Florida’s first half in the Donald L. Tucker Center — home to so many bad memories for the Gators men in recent years — was the stuff of nightmares.
If you sleepwalk in nightmares, anyway.
The Gators shot poorly, defended worse, got called for two technical fouls, and generally looked outclassed and outfought by a short-handed and winless Florida State team in those first 20 minutes, going into the locker room down 43-26.
But in the first five minutes of the second half, the Gators were wide awake — and good enough to leave anyone watching wide-eyed.
Within the first five minutes of the second half, Florida slashed that halftime deficit to a single point, and over the next five, the Gators completed a ferocious 33-5 run that gave them a lead they would defend well down the stretch to earn a 76-67 triumph that was both their first in Tallahassee since 2012 and a testament to what this team is capable of when it asserts itself on the floor.

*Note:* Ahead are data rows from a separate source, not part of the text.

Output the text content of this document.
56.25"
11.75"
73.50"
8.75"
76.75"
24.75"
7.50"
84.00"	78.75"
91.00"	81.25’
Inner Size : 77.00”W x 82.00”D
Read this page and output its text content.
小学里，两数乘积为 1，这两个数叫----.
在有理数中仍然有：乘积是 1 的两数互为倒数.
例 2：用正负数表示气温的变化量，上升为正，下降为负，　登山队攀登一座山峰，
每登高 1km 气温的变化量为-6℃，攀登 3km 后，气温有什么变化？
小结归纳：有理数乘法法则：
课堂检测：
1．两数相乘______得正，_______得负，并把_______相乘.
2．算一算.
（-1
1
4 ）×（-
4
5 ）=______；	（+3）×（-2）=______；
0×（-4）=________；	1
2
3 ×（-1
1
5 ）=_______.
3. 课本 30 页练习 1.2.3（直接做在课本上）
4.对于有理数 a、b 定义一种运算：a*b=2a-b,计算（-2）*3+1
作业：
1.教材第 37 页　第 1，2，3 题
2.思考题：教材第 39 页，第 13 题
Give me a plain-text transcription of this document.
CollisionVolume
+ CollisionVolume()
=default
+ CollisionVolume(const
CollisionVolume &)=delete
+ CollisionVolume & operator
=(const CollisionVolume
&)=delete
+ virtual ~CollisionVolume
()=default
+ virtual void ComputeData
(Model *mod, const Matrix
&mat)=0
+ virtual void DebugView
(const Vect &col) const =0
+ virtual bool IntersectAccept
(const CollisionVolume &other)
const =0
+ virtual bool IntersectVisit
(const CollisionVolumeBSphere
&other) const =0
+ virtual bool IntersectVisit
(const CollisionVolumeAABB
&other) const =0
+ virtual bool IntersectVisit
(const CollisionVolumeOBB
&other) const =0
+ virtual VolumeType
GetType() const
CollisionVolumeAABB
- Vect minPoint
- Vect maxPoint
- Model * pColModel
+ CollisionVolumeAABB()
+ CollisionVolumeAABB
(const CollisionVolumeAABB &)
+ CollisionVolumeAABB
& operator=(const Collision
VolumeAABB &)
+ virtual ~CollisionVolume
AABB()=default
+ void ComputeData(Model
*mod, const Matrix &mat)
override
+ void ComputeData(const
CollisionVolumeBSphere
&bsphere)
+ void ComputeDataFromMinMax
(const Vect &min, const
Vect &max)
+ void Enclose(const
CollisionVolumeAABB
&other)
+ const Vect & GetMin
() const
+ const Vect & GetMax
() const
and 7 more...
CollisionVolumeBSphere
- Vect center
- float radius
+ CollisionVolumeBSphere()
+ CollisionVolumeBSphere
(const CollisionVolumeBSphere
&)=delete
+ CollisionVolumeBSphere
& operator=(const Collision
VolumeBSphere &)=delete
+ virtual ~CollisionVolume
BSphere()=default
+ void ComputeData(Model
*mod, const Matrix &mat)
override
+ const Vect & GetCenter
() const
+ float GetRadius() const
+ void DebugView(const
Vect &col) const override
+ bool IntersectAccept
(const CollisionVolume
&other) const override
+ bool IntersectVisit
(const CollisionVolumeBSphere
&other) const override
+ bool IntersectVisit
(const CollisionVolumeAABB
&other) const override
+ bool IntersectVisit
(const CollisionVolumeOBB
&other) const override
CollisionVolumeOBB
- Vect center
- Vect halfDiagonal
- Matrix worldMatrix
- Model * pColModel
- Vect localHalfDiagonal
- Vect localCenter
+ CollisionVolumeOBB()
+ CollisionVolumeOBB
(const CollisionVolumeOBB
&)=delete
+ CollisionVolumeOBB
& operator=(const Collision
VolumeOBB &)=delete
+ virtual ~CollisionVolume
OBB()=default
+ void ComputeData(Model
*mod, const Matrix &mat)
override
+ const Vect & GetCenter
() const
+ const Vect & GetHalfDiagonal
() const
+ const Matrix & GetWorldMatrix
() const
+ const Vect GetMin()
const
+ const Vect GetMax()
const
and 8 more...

That temperament was missing in the first half, as Florida scuffled and struggled in several ways. Most notably, the Gators could not produce anything consistently on offense, with FSU shading its defense to deny Colin Castleton touches after he got an offensive rebound and a dunk to put Florida up 3-0 in the early goings. FSU staged a 10-2 run to snatch the lead, then another 10-0 run to get a double-figure advantage, and a Gators squad that made just three of its first 19 shots had no answers.
Worse, uneven officiating cost Florida two points on free throws for a technical foul for a flop by Trey Bonham that appeared questionable on replay and another tech on Alex Fudge for some combination of calling “and one!” and glowering at an FSU player after dunking through contact — and Fudge was caught on ESPN cameras apparently yelling at Florida coaches after that foul was assessed.
But Bonham, Castleton, and Fudge would all figure prominently in Florida’s comeback.
The diminutive Bonham sparked much of Florida’s post-intermission push, hitting a three for the Gators’ first points of the second half and chipping in five points and three assists during the 33-5 span. Given a large number of touches by more persistent offensive focus, Castleton stamped his usual dominance on the game, ultimately ending up with 25 points and nine rebounds after spending the second half going on, through, and over defenders around the rim.
And Fudge? Well, he just exploded for one of the greatest dunks in Florida’s history.
That annihilation of 7’4” Naheem McLeod — who would later foul out with zero points after what would have been a long night of being bullied by Castleton and Jason Jitoboh even without having Fudge elevate above him with malice — counted for half of Fudge’s mere four points on the evening. But it was emblematic of a half he spent using his athleticism to make winning plays away from the ball and the rim, as he collected four boards and two blocks — one of the sensational chasedown variety, which averted an FSU layup that would have cut Florida’s lead to seven points during a ragged stretch in which the Seminoles could have responded to the Gators’ surge with a run of their own.
That was not to be — and, despite slowing down considerably on offense to finish the game, Florida’s comeback from 17 down was completed, giving these Gators the second-largest comeback from dire straits at intermission in program history.
How impressive the result of a nine-point win really is against FSU — which played just nine players, made three of its 16 threes, had 16 turnovers, and dropped to 0-4 for the first time since 1959 — is debatable.
But for a night, these Gators suggested that there’s a chance their best ball makes them look pretty close to unbeatable — and, with a superlative stretch of play, earned a memorable rivalry victory.